Enterprise Right Management vs. Traditional Encryption Tools

Jon Callas jon at callas.org
Sat May 12 00:50:38 EDT 2007


On May 9, 2007, at 5:01 PM, Ali, Saqib wrote:

> Hi Jon,
>
>> Rights management systems work against polite attackers. They are
>> useless against impolite attackers. Look at the way that
>> entertainment rights management systems have been attacked.
>> The rights management system will be secure so long as no one wants
>> to break them. There is tension between the desire to break it and
>> the degree to which its users rely on it. At some point, this tension
>> will snap and it's going to hurt the people who rely on it. A
>> metaphor involving a rubber band and that smarting is likely apt.
>
> What about DRM/ERM that uses TPM? With TPM the content is pretty much
> tied to a machine (barring screen captures etc)
>
> Will ERM/DRM be ineffective even with the use of TPM?
>
> Thanks
> Saqib Ali

Your comment of barring screen captures etc. is a bit like saying  
that won't a bank be safe from robberies barring someone waving a gun  
in a teller's face, etc. Yeah, sure, but doesn't that kinda miss the  
point? DRM works if the attackers are polite. The less polite they  
are, the less well it works.

DRM systems for media are probably more immune to "analog hole"  
attacks ERM systems. Imagine that someone ERM protected an email  
showing things that Gonzales couldn't remember when he was testifying  
to Congress, or in some stock scandal, etc. A photo of a screen with  
a cell phone camera would be sufficient. We have not (yet) seen an  
attack where someone got a pre-release of a movie and then pointed a  
camera at a laptop screen, but we will.

If you add in a TPM, it depends entirely on how impolite the  
attackers are, as well as the construction of the TPM. One of the  
recent attacks against AACS involved the attackers unsoldering the  
chip and attacking it directly. That's pretty rude, but it worked.

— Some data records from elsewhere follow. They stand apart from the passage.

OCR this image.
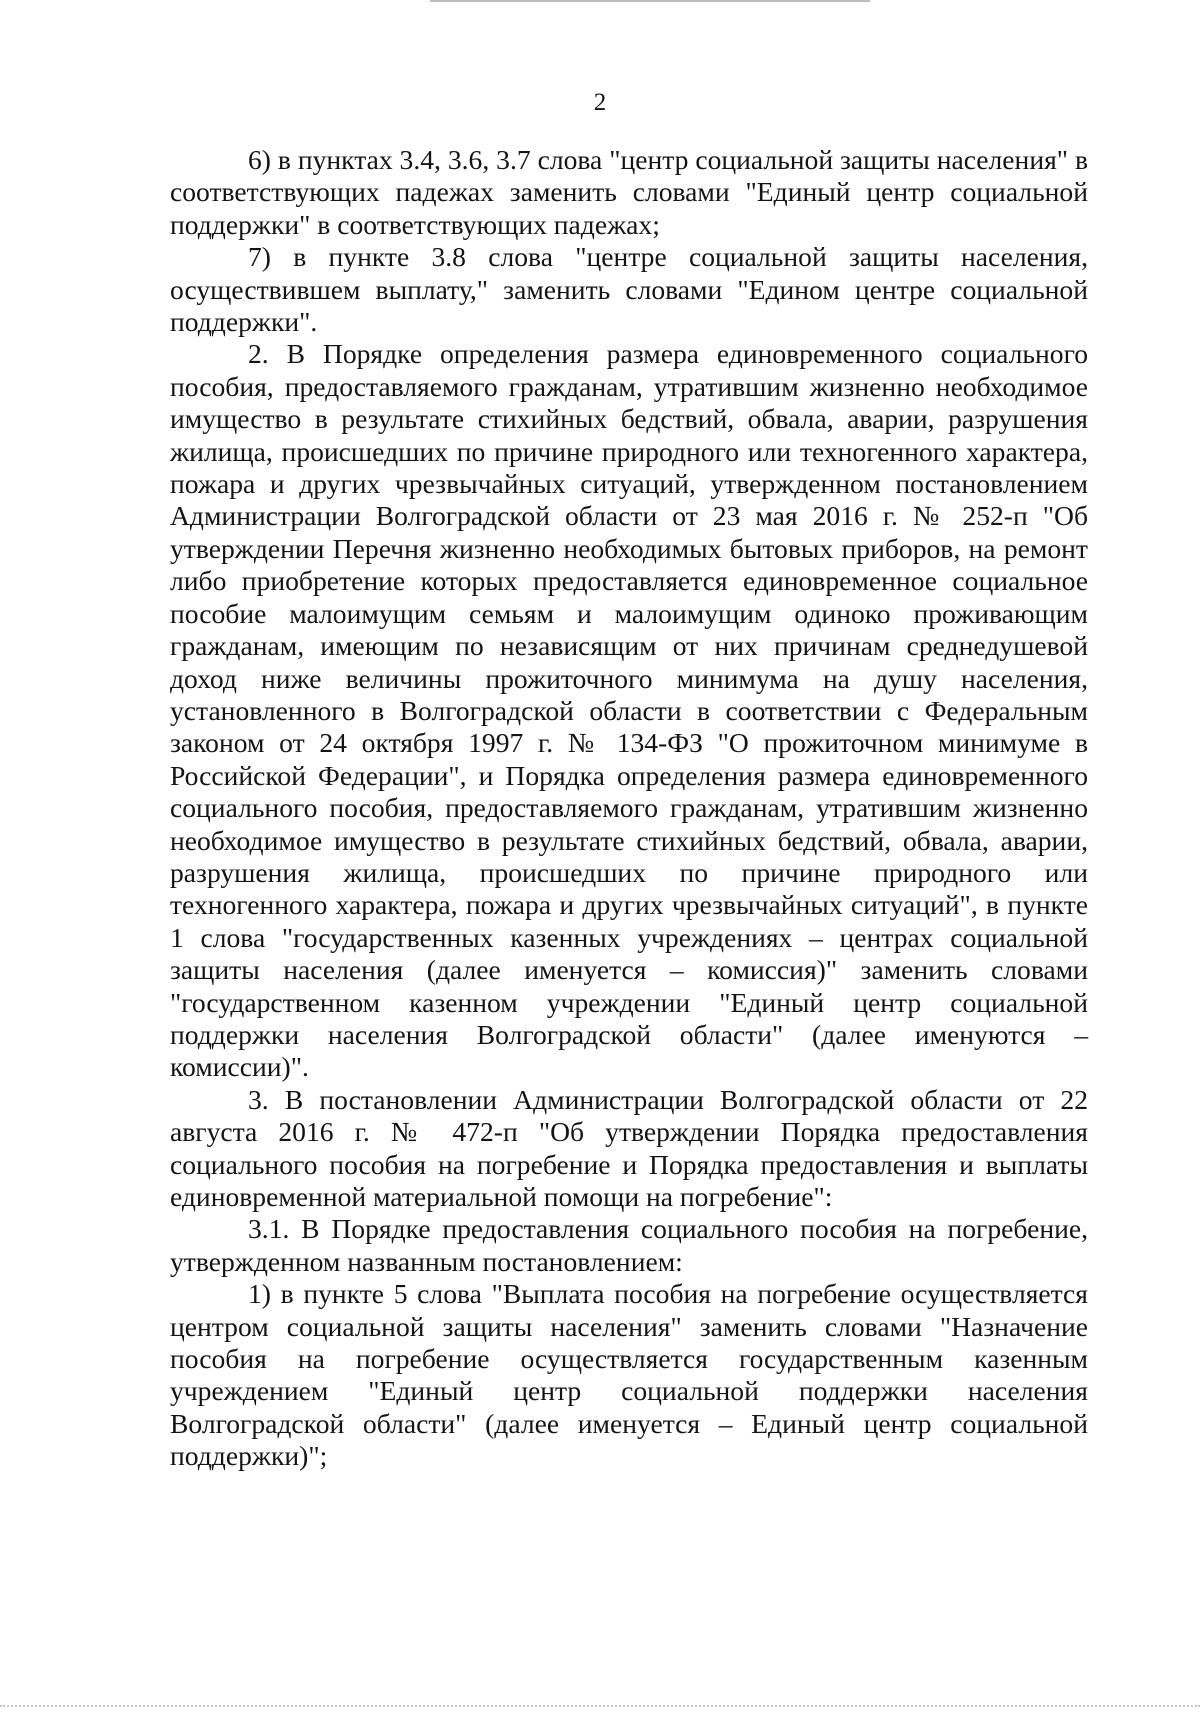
2

6) в пунктах 3.4, 3.6, 3.7 слова "центр социальной защиты населения" в соответствующих падежах заменить словами "Единый центр социальной поддержки" в соответствующих падежах;

7) в пункте 3.8 слова "центре социальной защиты населения, осуществившем выплату," заменить словами "Едином центре социальной поддержки".

2. В Порядке определения размера единовременного социального пособия, предоставляемого гражданам, утратившим жизненно необходимое имущество в результате стихийных бедствий, обвала, аварии, разрушения жилища, происшедших по причине природного или техногенного характера, пожара и других чрезвычайных ситуаций, утвержденном постановлением Администрации Волгоградской области от 23 мая 2016 г. № 252-п "Об утверждении Перечня жизненно необходимых бытовых приборов, на ремонт либо приобретение которых предоставляется единовременное социальное пособие малоимущим семьям и малоимущим одиноко проживающим гражданам, имеющим по независящим от них причинам среднедушевой доход ниже величины прожиточного минимума на душу населения, установленного в Волгоградской области в соответствии с Федеральным законом от 24 октября 1997 г. № 134-ФЗ "О прожиточном минимуме в Российской Федерации", и Порядка определения размера единовременного социального пособия, предоставляемого гражданам, утратившим жизненно необходимое имущество в результате стихийных бедствий, обвала, аварии, разрушения жилища, происшедших по причине природного или техногенного характера, пожара и других чрезвычайных ситуаций", в пункте 1 слова "государственных казенных учреждениях – центрах социальной защиты населения (далее именуется – комиссия)" заменить словами "государственном казенном учреждении "Единый центр социальной поддержки населения Волгоградской области" (далее именуются – комиссии)".

3. В постановлении Администрации Волгоградской области от 22 августа 2016 г. № 472-п "Об утверждении Порядка предоставления социального пособия на погребение и Порядка предоставления и выплаты единовременной материальной помощи на погребение":

3.1. В Порядке предоставления социального пособия на погребение, утвержденном названным постановлением:

1) в пункте 5 слова "Выплата пособия на погребение осуществляется центром социальной защиты населения" заменить словами "Назначение пособия на погребение осуществляется государственным казенным учреждением "Единый центр социальной поддержки населения Волгоградской области" (далее именуется – Единый центр социальной поддержки)";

If someone is so impolite that they'll put the TPM chip under a  
scanning electron microscope, they can probably just read the bits  
off. Very few smart cards can survive that.

Remember, this is all a trade-off between the cost of the device and  
the devotion of the attacker. TPM chips have to be very cheap,  
because the customer is ultimately paying for it. That means its  
defenses can't be very thorough. Furthermore, while the owner of the  
device is the attacker, you can't afford very many defenses. If a  
music player, for example, went DOA because it it was dropped, went  
over/under temperature, and so on, it would be a financial nightmare,  
as you probably have to replace them under warranty. People who hate  
DRM would buy devices, monkeywrench them, and then demand a refund.

ERM systems have the advantage that in general the attackers are more  
polite. More people want to break AACS than rights-controlled analyst  
reports. However, once something really juicy happens, like just  
needing the content registration key for a document that will get a  
politician in jail -- well, plenty of people can hack that. Now, all  
of a sudden, the attackers won't be polite, and that metaphor I made  
about a rubber band snapping will seem modest.

Really, you're much better off with real crypto and personnel policies.